Description Raphaël Jakse 2020-10-24 22:30:39 UTC
Created attachment 293177 [details]
Wireshark record of the Bluetooth connection between the two laptops

I have four devices:
 - a openSUSE Tumbleweed laptop running the 5.8.10-1-default x86_64 kernel
   (Bus 001 Device 002: ID 8087:0a2b Intel Corp. Bluetooth wireless interface)
 - a Debian Buster laptop also running the 5.7.0-0.bpo.2-amd64 kernel
   (Bus 002 Device 002: ID 04ca:300d Lite-On Technology Corp. Atheros AR3012 Bluetooth)
 - a Sony Bluetooth headset
 - an old Android 6 phone

Both laptop run Bluez 5.55 and Pulseaudio 13.0.
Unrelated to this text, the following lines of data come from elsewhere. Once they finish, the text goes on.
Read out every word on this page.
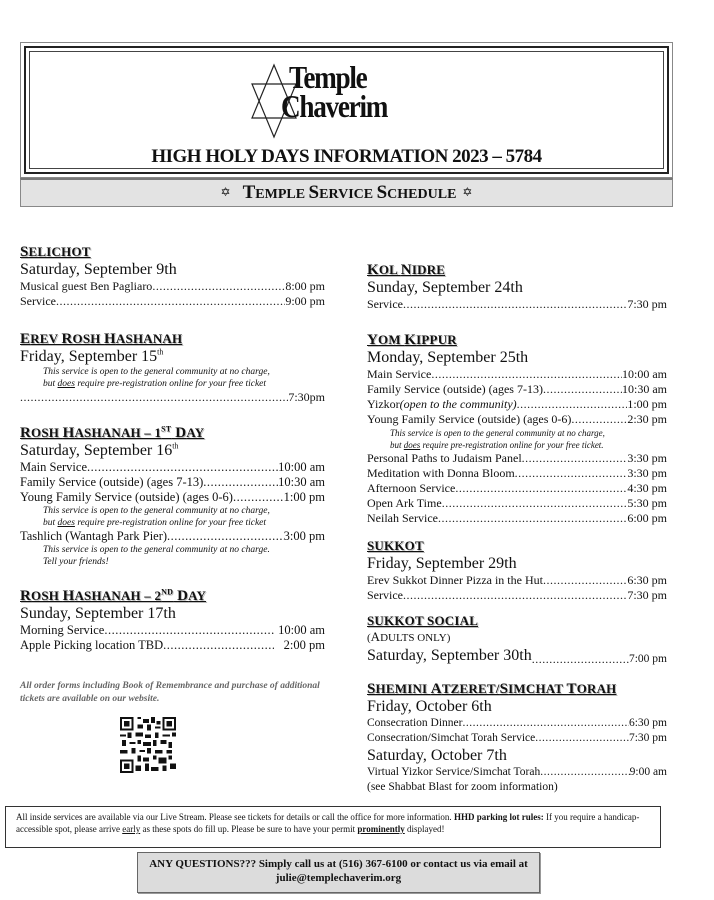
Temple
Chaverim
HIGH HOLY DAYS INFORMATION 2023 – 5784
✡ TEMPLE SERVICE SCHEDULE ✡
SELICHOT
Saturday, September 9th
Musical guest Ben Pagliaro .....	8:00 pm
Service .....	9:00 pm
EREV ROSH HASHANAH
Friday, September 15th
This service is open to the general community at no charge,
but does require pre-registration online for your free ticket
.....
7:30pm
ROSH HASHANAH – 1ST DAY
Saturday, September 16th
Main Service .....	10:00 am
Family Service (outside) (ages 7-13) .....	10:30 am
Young Family Service (outside) (ages 0-6) .....	1:00 pm
This service is open to the general community at no charge,
but does require pre-registration online for your free ticket
Tashlich (Wantagh Park Pier) .....	3:00 pm
This service is open to the general community at no charge.
Tell your friends!
ROSH HASHANAH – 2ND DAY
Sunday, September 17th
Morning Service .....	10:00 am
Apple Picking location TBD .....	2:00 pm
All order forms including Book of Remembrance and purchase of additional tickets are available on our website.
KOL NIDRE
Sunday, September 24th
Service .....	7:30 pm
YOM KIPPUR
Monday, September 25th
Main Service .....	10:00 am
Family Service (outside) (ages 7-13) .....	10:30 am
Yizkor (open to the community) .....	1:00 pm
Young Family Service (outside) (ages 0-6) .....	2:30 pm
This service is open to the general community at no charge,
but does require pre-registration online for your free ticket.
Personal Paths to Judaism Panel .....	3:30 pm
Meditation with Donna Bloom .....	3:30 pm
Afternoon Service .....	4:30 pm
Open Ark Time .....	5:30 pm
Neilah Service .....	6:00 pm
SUKKOT
Friday, September 29th
Erev Sukkot Dinner Pizza in the Hut .....	6:30 pm
Service .....	7:30 pm
SUKKOT SOCIAL
(ADULTS ONLY)
Saturday, September 30th .....	7:00 pm
SHEMINI ATZERET/SIMCHAT TORAH
Friday, October 6th
Consecration Dinner .....	6:30 pm
Consecration/Simchat Torah Service .....	7:30 pm
Saturday, October 7th
Virtual Yizkor Service/Simchat Torah .....	9:00 am
(see Shabbat Blast for zoom information)
All inside services are available via our Live Stream. Please see tickets for details or call the office for more information. HHD parking lot rules: If you require a handicap-accessible spot, please arrive early as these spots do fill up. Please be sure to have your permit prominently displayed!
ANY QUESTIONS??? Simply call us at (516) 367-6100 or contact us via email at
julie@templechaverim.org
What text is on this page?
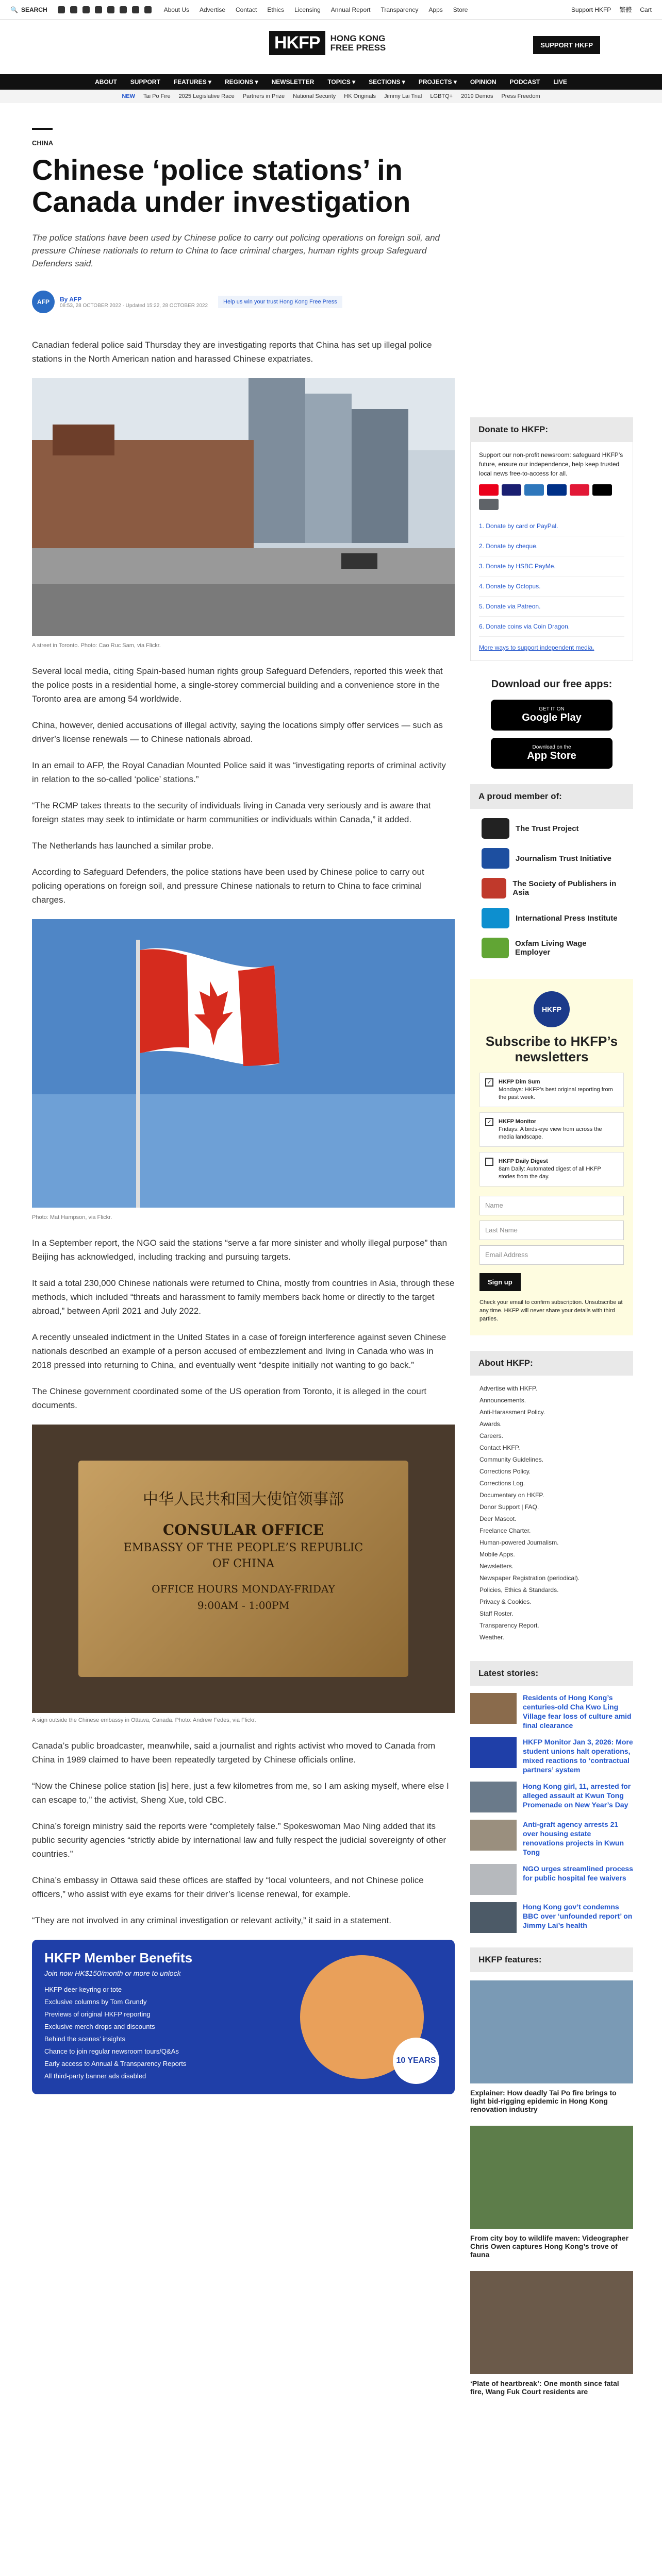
🔍 SEARCH	About Us Advertise Contact Ethics Licensing Annual Report Transparency Apps Store	Support HKFP 繁體 Cart
HKFP	HONG KONG
FREE PRESS	SUPPORT HKFP
ABOUT SUPPORT FEATURES ▾ REGIONS ▾ NEWSLETTER TOPICS ▾ SECTIONS ▾ PROJECTS ▾ OPINION PODCAST LIVE
NEW Tai Po Fire 2025 Legislative Race Partners in Prize National Security HK Originals Jimmy Lai Trial LGBTQ+ 2019 Demos Press Freedom
CHINA
Chinese ‘police stations’ in Canada under investigation
The police stations have been used by Chinese police to carry out policing operations on foreign soil, and pressure Chinese nationals to return to China to face criminal charges, human rights group Safeguard Defenders said.
AFP	By AFP
08:53, 28 OCTOBER 2022 · Updated 15:22, 28 OCTOBER 2022
Help us win your trust Hong Kong Free Press

Canadian federal police said Thursday they are investigating reports that China has set up illegal police stations in the North American nation and harassed Chinese expatriates.

A street in Toronto. Photo: Cao Ruc Sam, via Flickr.

Several local media, citing Spain-based human rights group Safeguard Defenders, reported this week that the police posts in a residential home, a single-storey commercial building and a convenience store in the Toronto area are among 54 worldwide.

China, however, denied accusations of illegal activity, saying the locations simply offer services — such as driver’s license renewals — to Chinese nationals abroad.

In an email to AFP, the Royal Canadian Mounted Police said it was “investigating reports of criminal activity in relation to the so-called ‘police’ stations.”

“The RCMP takes threats to the security of individuals living in Canada very seriously and is aware that foreign states may seek to intimidate or harm communities or individuals within Canada,” it added.

The Netherlands has launched a similar probe.

According to Safeguard Defenders, the police stations have been used by Chinese police to carry out policing operations on foreign soil, and pressure Chinese nationals to return to China to face criminal charges.

Photo: Mat Hampson, via Flickr.

In a September report, the NGO said the stations “serve a far more sinister and wholly illegal purpose” than Beijing has acknowledged, including tracking and pursuing targets.

It said a total 230,000 Chinese nationals were returned to China, mostly from countries in Asia, through these methods, which included “threats and harassment to family members back home or directly to the target abroad,” between April 2021 and July 2022.

A recently unsealed indictment in the United States in a case of foreign interference against seven Chinese nationals described an example of a person accused of embezzlement and living in Canada who was in 2018 pressed into returning to China, and eventually went “despite initially not wanting to go back.”

The Chinese government coordinated some of the US operation from Toronto, it is alleged in the court documents.

中华人民共和国大使馆领事部
CONSULAR OFFICE
EMBASSY OF THE PEOPLE’S REPUBLIC
OF CHINA
OFFICE HOURS MONDAY-FRIDAY
9:00AM - 1:00PM
A sign outside the Chinese embassy in Ottawa, Canada. Photo: Andrew Fedes, via Flickr.

Canada’s public broadcaster, meanwhile, said a journalist and rights activist who moved to Canada from China in 1989 claimed to have been repeatedly targeted by Chinese officials online.

“Now the Chinese police station [is] here, just a few kilometres from me, so I am asking myself, where else I can escape to,” the activist, Sheng Xue, told CBC.

China’s foreign ministry said the reports were “completely false.” Spokeswoman Mao Ning added that its public security agencies “strictly abide by international law and fully respect the judicial sovereignty of other countries.”

China’s embassy in Ottawa said these offices are staffed by “local volunteers, and not Chinese police officers,” who assist with eye exams for their driver’s license renewal, for example.

“They are not involved in any criminal investigation or relevant activity,” it said in a statement.

HKFP Member Benefits
Join now HK$150/month or more to unlock
HKFP deer keyring or tote
Exclusive columns by Tom Grundy
Previews of original HKFP reporting
Exclusive merch drops and discounts
Behind the scenes’ insights
Chance to join regular newsroom tours/Q&As
Early access to Annual & Transparency Reports
All third-party banner ads disabled
10 YEARS
Donate to HKFP:
Support our non-profit newsroom: safeguard HKFP’s future, ensure our independence, help keep trusted local news free-to-access for all.
1. Donate by card or PayPal.
2. Donate by cheque.
3. Donate by HSBC PayMe.
4. Donate by Octopus.
5. Donate via Patreon.
6. Donate coins via Coin Dragon.
More ways to support independent media.
Download our free apps:
GET IT ON
Google Play
Download on the
App Store
A proud member of:
The Trust Project
Journalism Trust Initiative
The Society of Publishers in Asia
International Press Institute
Oxfam Living Wage Employer
HKFP
Subscribe to HKFP’s newsletters
✓	HKFP Dim Sum
Mondays: HKFP’s best original reporting from the past week.
✓	HKFP Monitor
Fridays: A birds-eye view from across the media landscape.
HKFP Daily Digest
8am Daily: Automated digest of all HKFP stories from the day.
Name
Last Name
Email Address
Sign up
Check your email to confirm subscription. Unsubscribe at any time. HKFP will never share your details with third parties.
About HKFP:
Advertise with HKFP.
Announcements.
Anti-Harassment Policy.
Awards.
Careers.
Contact HKFP.
Community Guidelines.
Corrections Policy.
Corrections Log.
Documentary on HKFP.
Donor Support | FAQ.
Deer Mascot.
Freelance Charter.
Human-powered Journalism.
Mobile Apps.
Newsletters.
Newspaper Registration (periodical).
Policies, Ethics & Standards.
Privacy & Cookies.
Staff Roster.
Transparency Report.
Weather.
Latest stories:

Residents of Hong Kong’s centuries-old Cha Kwo Ling Village fear loss of culture amid final clearance

HKFP Monitor Jan 3, 2026: More student unions halt operations, mixed reactions to ‘contractual partners’ system

Hong Kong girl, 11, arrested for alleged assault at Kwun Tong Promenade on New Year’s Day

Anti-graft agency arrests 21 over housing estate renovations projects in Kwun Tong

NGO urges streamlined process for public hospital fee waivers

Hong Kong gov’t condemns BBC over ‘unfounded report’ on Jimmy Lai’s health

HKFP features:

Explainer: How deadly Tai Po fire brings to light bid-rigging epidemic in Hong Kong renovation industry

From city boy to wildlife maven: Videographer Chris Owen captures Hong Kong’s trove of fauna

‘Plate of heartbreak’: One month since fatal fire, Wang Fuk Court residents are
The Debian laptop acts as a bluetooth headset (it is supposed to receive sound from devices). No GUI is running on it so configuration is manual.

The headset connects fine to the phone and the openSUSE laptop. The phone connects to both laptops without issue, with sound working using A2DP.

Connecting from the Debian laptop to the openSUSE laptop only allows HSP (A2DP is not available).

Connecting from the openSUSE laptop to the Debian laptop crashes Bluez on the openSUSE laptop (segmentation fault). It does not matter if I connect using the KDE Plasma applet or bluetoothctl. 

The crash happens because in function store_remote_sep, the service pointer is NULL. Adding the following check:

    if (!service) return

right after:

    struct avdtp_service_capability *service = avdtp_get_codec(sep->sep);

allows a successful connection without crash and A2DP is available, however, there is no sound.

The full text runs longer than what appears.